An alternative way of finding the cluster would have been to use the NaPDoS tool to identify ketosynthase domains clustering with those of ansamycin PKSs in a phylogeny. To do this:
- go to the genome sequence
- click ‘Protein’ under ‘Related information’
- click ‘Send to’ -> ‘File’ -> ‘Format: FASTA’ -> ‘Create file’.
- Now upload the proteins belonging to the genome to NaPDoS and use it to construct a phylogenetic tree.
- View the SVG in your browser and locate the rifamycin PKS reference ketosynthase domains (belonging to the PKS genes RifA, RifB, etc.).
- Do you see KS domains from your genomes clustering with these?
Sequence similarity network analysis is a useful technique to identify similar BGCs across multiple genomes. The BiG-SCAPE tool automates this process. Have a look at the BiG-SCAPE 1 output of 96 complete streptomycetes genomes.
- Can you find chaxamycin? What can you conclude about the taxonomic distribution of chaxamycin gene clusters?
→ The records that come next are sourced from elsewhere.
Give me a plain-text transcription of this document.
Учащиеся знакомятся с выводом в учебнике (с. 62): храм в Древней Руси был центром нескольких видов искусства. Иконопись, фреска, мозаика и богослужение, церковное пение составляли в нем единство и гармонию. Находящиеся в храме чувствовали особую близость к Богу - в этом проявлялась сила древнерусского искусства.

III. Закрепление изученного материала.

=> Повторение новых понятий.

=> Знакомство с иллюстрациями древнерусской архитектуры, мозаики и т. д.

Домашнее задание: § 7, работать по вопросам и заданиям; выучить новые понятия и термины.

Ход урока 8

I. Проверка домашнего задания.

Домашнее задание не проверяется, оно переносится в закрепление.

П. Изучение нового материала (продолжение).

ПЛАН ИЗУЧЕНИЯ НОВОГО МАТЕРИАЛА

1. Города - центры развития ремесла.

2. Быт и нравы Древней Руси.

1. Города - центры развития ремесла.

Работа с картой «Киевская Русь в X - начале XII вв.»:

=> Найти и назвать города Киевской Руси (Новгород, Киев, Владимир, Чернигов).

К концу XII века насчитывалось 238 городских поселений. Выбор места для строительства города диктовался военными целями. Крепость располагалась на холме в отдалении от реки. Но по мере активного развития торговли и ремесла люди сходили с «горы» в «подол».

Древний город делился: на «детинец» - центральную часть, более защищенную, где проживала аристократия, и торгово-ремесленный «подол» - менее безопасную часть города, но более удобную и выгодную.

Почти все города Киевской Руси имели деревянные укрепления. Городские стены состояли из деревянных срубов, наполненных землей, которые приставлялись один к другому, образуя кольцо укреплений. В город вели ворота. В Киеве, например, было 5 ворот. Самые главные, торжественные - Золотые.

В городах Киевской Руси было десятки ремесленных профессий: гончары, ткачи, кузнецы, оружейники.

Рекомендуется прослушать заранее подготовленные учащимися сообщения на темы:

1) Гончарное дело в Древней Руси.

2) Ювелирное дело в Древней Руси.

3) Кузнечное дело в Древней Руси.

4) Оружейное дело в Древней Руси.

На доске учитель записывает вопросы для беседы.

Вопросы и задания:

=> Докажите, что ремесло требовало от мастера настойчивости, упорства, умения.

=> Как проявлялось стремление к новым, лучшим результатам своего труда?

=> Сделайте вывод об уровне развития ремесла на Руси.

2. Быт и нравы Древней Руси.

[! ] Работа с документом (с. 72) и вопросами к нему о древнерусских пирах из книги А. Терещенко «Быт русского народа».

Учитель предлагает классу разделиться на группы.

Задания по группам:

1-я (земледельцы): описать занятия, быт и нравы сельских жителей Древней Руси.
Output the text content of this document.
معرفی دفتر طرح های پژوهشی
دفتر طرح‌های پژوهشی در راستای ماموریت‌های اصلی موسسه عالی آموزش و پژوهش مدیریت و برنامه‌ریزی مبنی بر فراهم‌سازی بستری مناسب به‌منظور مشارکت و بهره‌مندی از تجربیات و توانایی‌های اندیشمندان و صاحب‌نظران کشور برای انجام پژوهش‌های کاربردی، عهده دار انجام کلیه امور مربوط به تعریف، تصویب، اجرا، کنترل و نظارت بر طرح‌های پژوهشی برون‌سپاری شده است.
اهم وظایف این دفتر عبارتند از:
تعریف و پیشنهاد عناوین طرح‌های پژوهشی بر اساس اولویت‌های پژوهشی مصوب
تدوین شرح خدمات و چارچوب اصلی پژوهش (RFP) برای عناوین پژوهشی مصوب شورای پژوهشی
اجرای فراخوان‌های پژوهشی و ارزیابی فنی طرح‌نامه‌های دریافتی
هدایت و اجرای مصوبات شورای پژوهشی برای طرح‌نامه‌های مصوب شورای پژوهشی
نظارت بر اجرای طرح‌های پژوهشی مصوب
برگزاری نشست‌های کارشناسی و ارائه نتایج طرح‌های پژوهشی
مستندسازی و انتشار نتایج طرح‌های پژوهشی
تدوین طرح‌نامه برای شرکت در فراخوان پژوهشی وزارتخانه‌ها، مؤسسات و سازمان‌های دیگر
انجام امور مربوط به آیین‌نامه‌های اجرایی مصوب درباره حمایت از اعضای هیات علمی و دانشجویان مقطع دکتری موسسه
- Now find its relative geldanamycin in the same output. Can you find some strains in the dataset that are likely to also produce geldanamycin?
- This network was made with a relatively strict cut-off of 0.3. Based on the structures of the molecules and the architectures of the BGCs, what would likely happen to the geldanamycin and chaxamycin connected components in the network if you would use a less strict cut-off (e.g., 0.7)?